Jennifer Wei received her BA degree in atmospheric science from National Taiwan University, Taiwan, in 1992, the MS degree in environmental science from New Jersey Institute of Technology, Newark, in 1995, and the PhD degree in atmospheric science from the University of Illinois at Urbana-Champaign in 2002. She is currently a principle support scientist with ADNET Systems, Inc., Rockville, MD, working at the NASA Goddard Space Flight Center, Greenbelt, MD. Her research interests include remote sensing data processing, retrieval algorithms, and visualization of large earth science data sets. She is currently involved to develop algorithms and programs used for the analysis and processing of related data and contribute to multi-sensor and model data analysis and online analysis system development.

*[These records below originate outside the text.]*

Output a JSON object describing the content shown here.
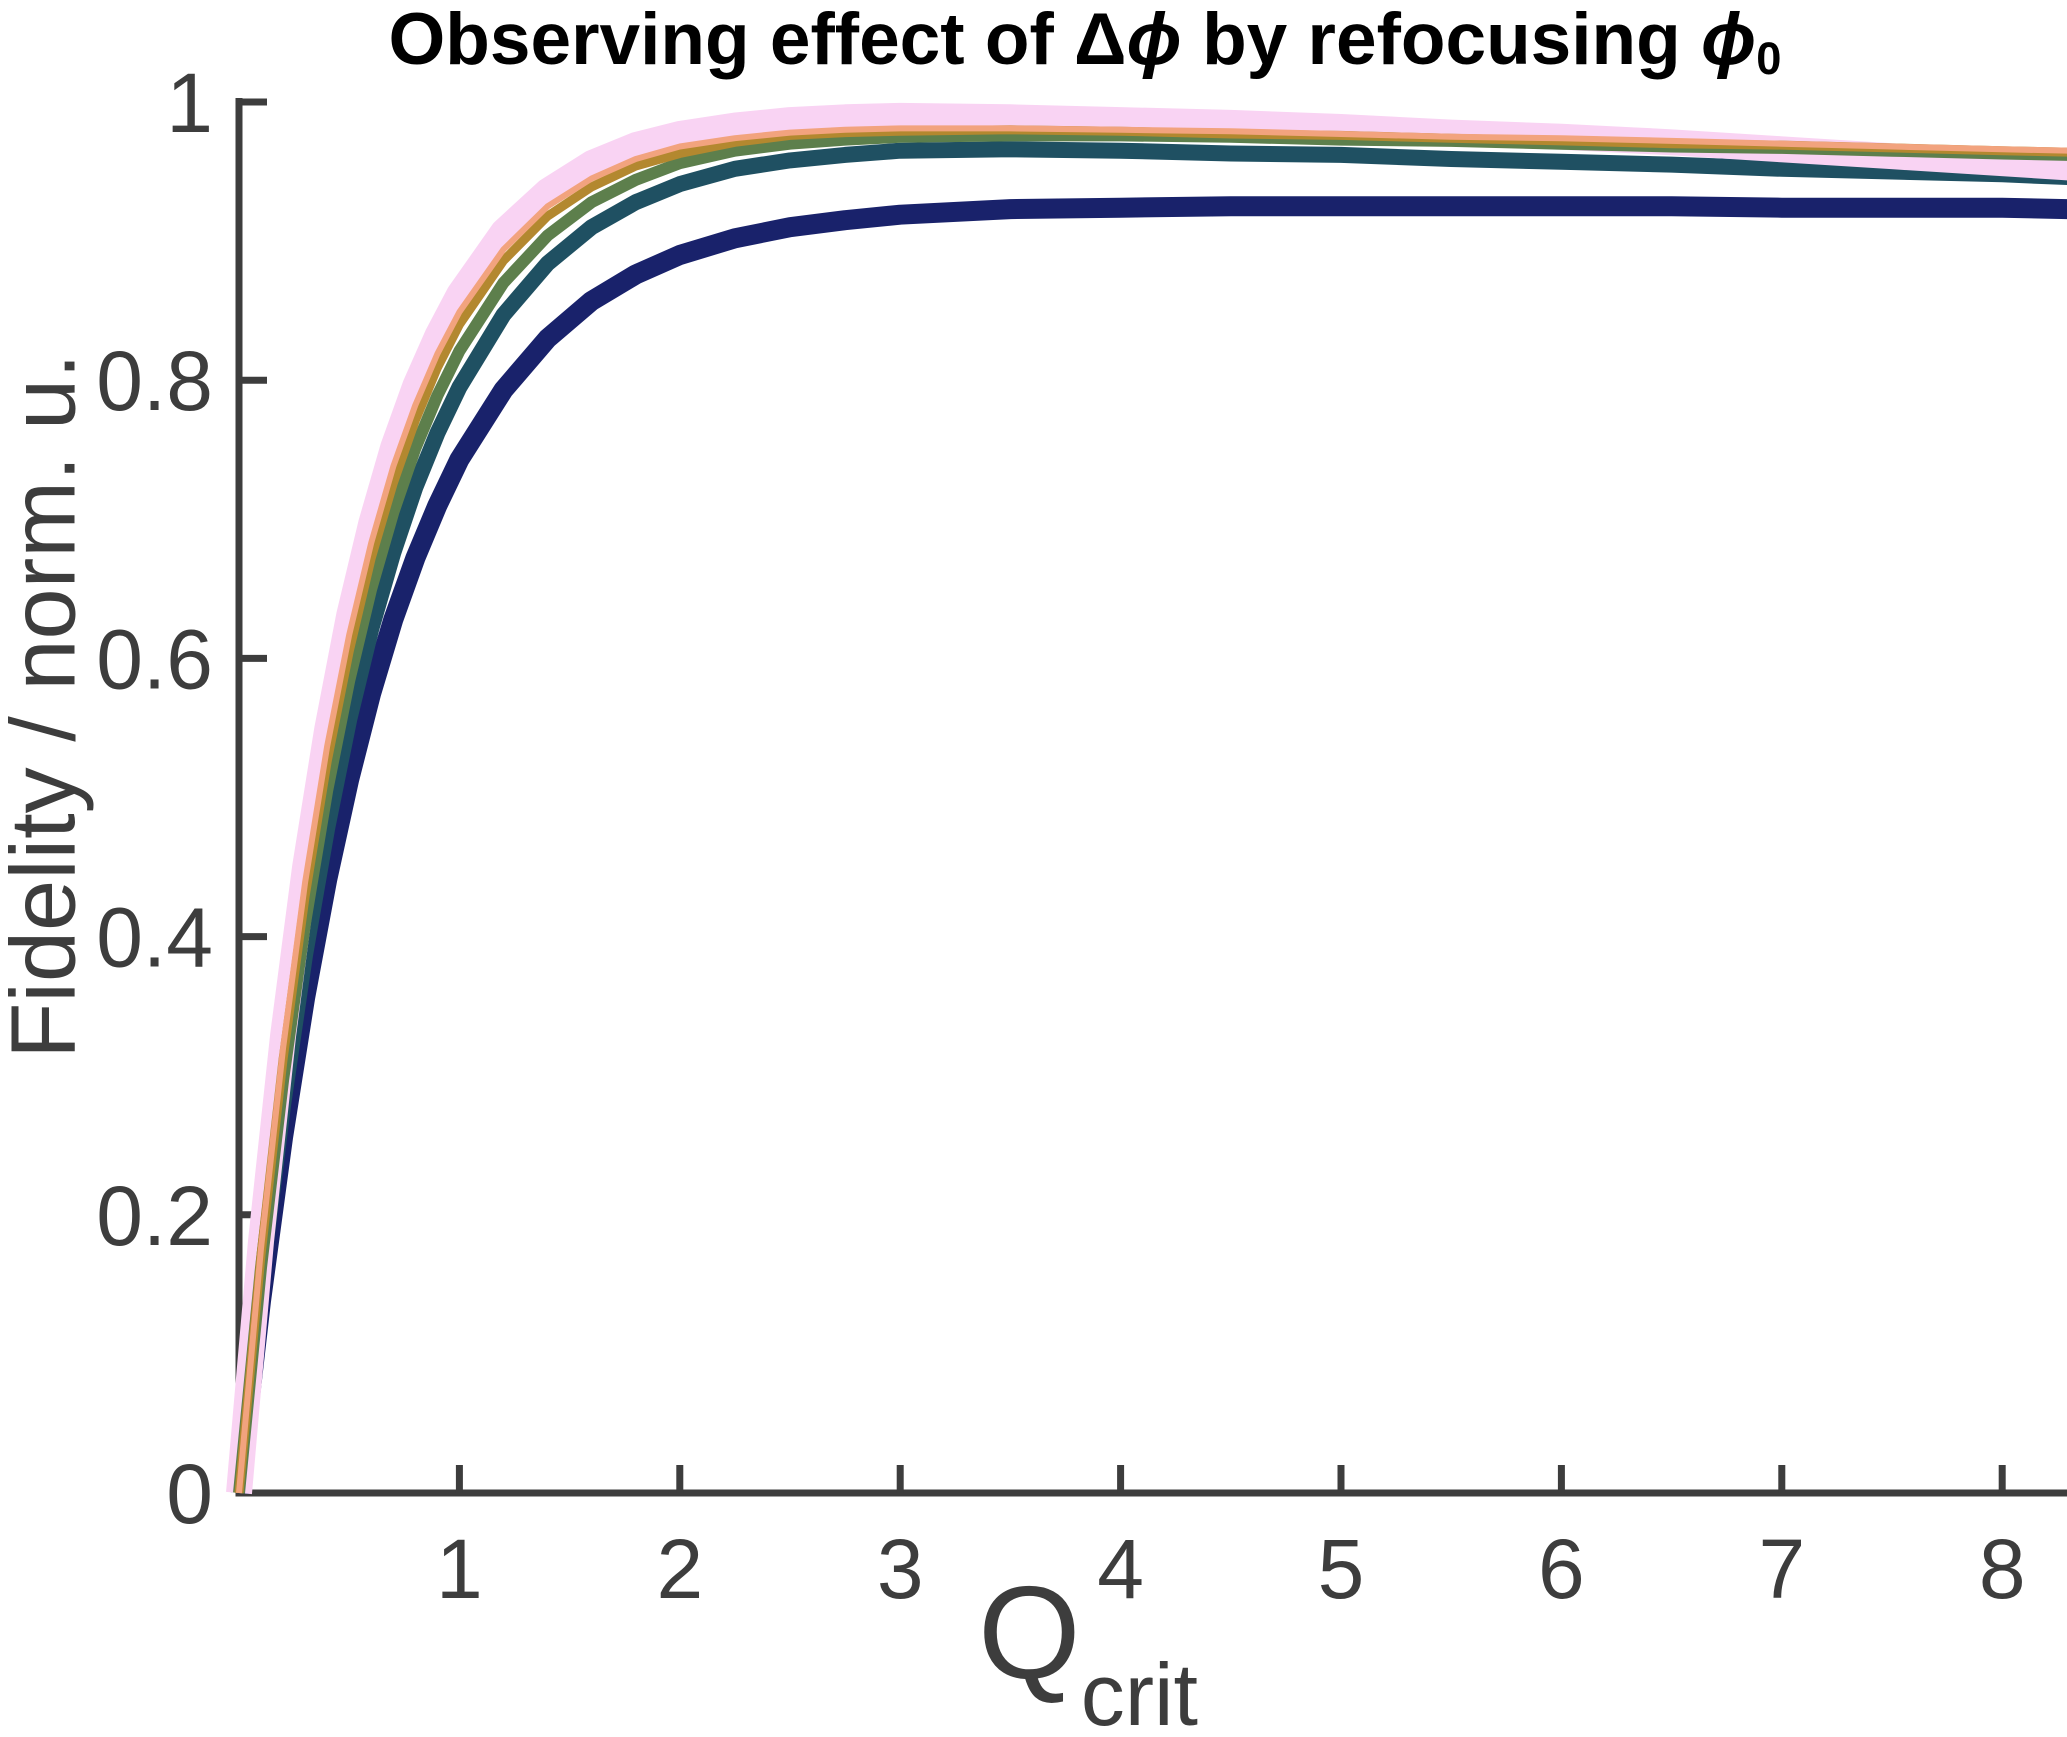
{
  "chart_data": {
    "type": "line",
    "title": {
      "part1": "Observing effect of ",
      "delta": "Δ",
      "phi1": "ϕ",
      "part2": " by refocusing ",
      "phi2": "ϕ",
      "subscript": "0"
    },
    "x_axis": {
      "label_main": "Q",
      "label_sub": "crit",
      "lim": [
        0,
        8.3
      ],
      "ticks": [
        {
          "value": 1,
          "label": "1"
        },
        {
          "value": 2,
          "label": "2"
        },
        {
          "value": 3,
          "label": "3"
        },
        {
          "value": 4,
          "label": "4"
        },
        {
          "value": 5,
          "label": "5"
        },
        {
          "value": 6,
          "label": "6"
        },
        {
          "value": 7,
          "label": "7"
        },
        {
          "value": 8,
          "label": "8"
        }
      ]
    },
    "y_axis": {
      "label": "Fidelity / norm. u.",
      "lim": [
        0,
        1
      ],
      "ticks": [
        {
          "value": 0,
          "label": "0"
        },
        {
          "value": 0.2,
          "label": "0.2"
        },
        {
          "value": 0.4,
          "label": "0.4"
        },
        {
          "value": 0.6,
          "label": "0.6"
        },
        {
          "value": 0.8,
          "label": "0.8"
        },
        {
          "value": 1,
          "label": "1"
        }
      ]
    },
    "grid": false,
    "legend": null,
    "axis_color": "#3d3d3d",
    "title_color": "#000000",
    "x": [
      0,
      0.1,
      0.2,
      0.3,
      0.4,
      0.5,
      0.6,
      0.7,
      0.8,
      0.9,
      1.0,
      1.2,
      1.4,
      1.6,
      1.8,
      2.0,
      2.25,
      2.5,
      2.75,
      3.0,
      3.5,
      4.0,
      4.5,
      5.0,
      5.5,
      6.0,
      6.5,
      7.0,
      7.5,
      8.0,
      8.3
    ],
    "series": [
      {
        "name": "navy",
        "color": "#19226b",
        "width": 20,
        "y": [
          0,
          0.138,
          0.256,
          0.356,
          0.441,
          0.513,
          0.575,
          0.628,
          0.672,
          0.71,
          0.743,
          0.793,
          0.83,
          0.857,
          0.876,
          0.89,
          0.902,
          0.91,
          0.915,
          0.919,
          0.923,
          0.924,
          0.925,
          0.925,
          0.925,
          0.925,
          0.925,
          0.924,
          0.924,
          0.924,
          0.923
        ]
      },
      {
        "name": "teal",
        "color": "#1f5062",
        "width": 16,
        "y": [
          0,
          0.151,
          0.279,
          0.387,
          0.478,
          0.556,
          0.621,
          0.676,
          0.723,
          0.762,
          0.795,
          0.847,
          0.884,
          0.91,
          0.928,
          0.941,
          0.952,
          0.958,
          0.962,
          0.965,
          0.966,
          0.965,
          0.963,
          0.962,
          0.959,
          0.957,
          0.955,
          0.952,
          0.95,
          0.948,
          0.946
        ]
      },
      {
        "name": "pink",
        "color": "#f9d3f3",
        "width": 26,
        "y": [
          0,
          0.181,
          0.329,
          0.45,
          0.549,
          0.631,
          0.697,
          0.752,
          0.796,
          0.832,
          0.862,
          0.907,
          0.936,
          0.956,
          0.969,
          0.977,
          0.983,
          0.987,
          0.989,
          0.99,
          0.989,
          0.987,
          0.985,
          0.982,
          0.978,
          0.975,
          0.971,
          0.966,
          0.961,
          0.956,
          0.953
        ]
      },
      {
        "name": "green",
        "color": "#5d7f4c",
        "width": 12,
        "y": [
          0,
          0.162,
          0.297,
          0.41,
          0.505,
          0.584,
          0.65,
          0.705,
          0.751,
          0.789,
          0.821,
          0.87,
          0.904,
          0.928,
          0.944,
          0.956,
          0.965,
          0.97,
          0.973,
          0.975,
          0.976,
          0.976,
          0.975,
          0.973,
          0.972,
          0.97,
          0.968,
          0.967,
          0.965,
          0.963,
          0.962
        ]
      },
      {
        "name": "gold",
        "color": "#b3882f",
        "width": 9,
        "y": [
          0,
          0.171,
          0.312,
          0.429,
          0.526,
          0.605,
          0.672,
          0.726,
          0.771,
          0.809,
          0.84,
          0.886,
          0.918,
          0.939,
          0.954,
          0.963,
          0.971,
          0.976,
          0.978,
          0.979,
          0.98,
          0.979,
          0.977,
          0.976,
          0.974,
          0.972,
          0.97,
          0.969,
          0.967,
          0.965,
          0.964
        ]
      },
      {
        "name": "salmon",
        "color": "#f2a37e",
        "width": 6,
        "y": [
          0,
          0.176,
          0.32,
          0.439,
          0.537,
          0.617,
          0.683,
          0.738,
          0.782,
          0.819,
          0.849,
          0.894,
          0.925,
          0.945,
          0.959,
          0.968,
          0.974,
          0.978,
          0.98,
          0.981,
          0.981,
          0.98,
          0.979,
          0.977,
          0.975,
          0.974,
          0.972,
          0.97,
          0.968,
          0.966,
          0.965
        ]
      }
    ]
  }
}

Maksym Petrenko is a research associate for Earth System Science Interdisciplinary Center (ESSIC) on-site at the NASA Goddard Space Flight Center, Climate and Radiation Branch. Maksym joined ESSIC in 2009 after a PhD in computer science from Wayne State University, Detroit. His BS (2003) and MS (2005) degrees are also in computer science and were received from the National University of Kiev-Mohyla Academy, Kiev, Ukraine. In his PhD studies and prior projects, he focused on data analysis and effective ways for expanding complex software systems with new features. With this experience, he joined Dr. Charles Ichoku at NASA to work on the Mutli-sensor Aerosol Products Sampling System (MAPPS) that seeks to provide an approach and a unified framework for inter-comparison and validation of aerosol measurements from different sensors and instruments, including ground-based, airborne, and spaceborne, obtained at different locations and time around the globe.
Christopher Lynnes received his BA degree in earth sciences from Dartmouth College in 1981, and the MS and PhD degrees in geophysics from the University of Michigan in 1984 and 1988, respectively. He is the chief systems engineer for the Goddard Earth Sciences Data and Information Services Center.
Robert C. Levy received the BA, MS, and PhD degrees from Oberlin College (1994), Colorado State University (1996), and the University of Maryland—College Park (2007), respectively. He joined SSAI as a member of the MODIS aerosol team in 1998, and is responsible for upkeep, validation and improvement of the MODIS aerosol retrieval algorithms. Along with developing a highly useful and successful product, he has collaborated with research groups around the world. His research has ranged from applications of new algorithm development, monitoring surface air quality, aerosol/cloud interactions and aerosol trends. In 2012, he was the recipient of the Young Scientist award from the International Radiation Commission.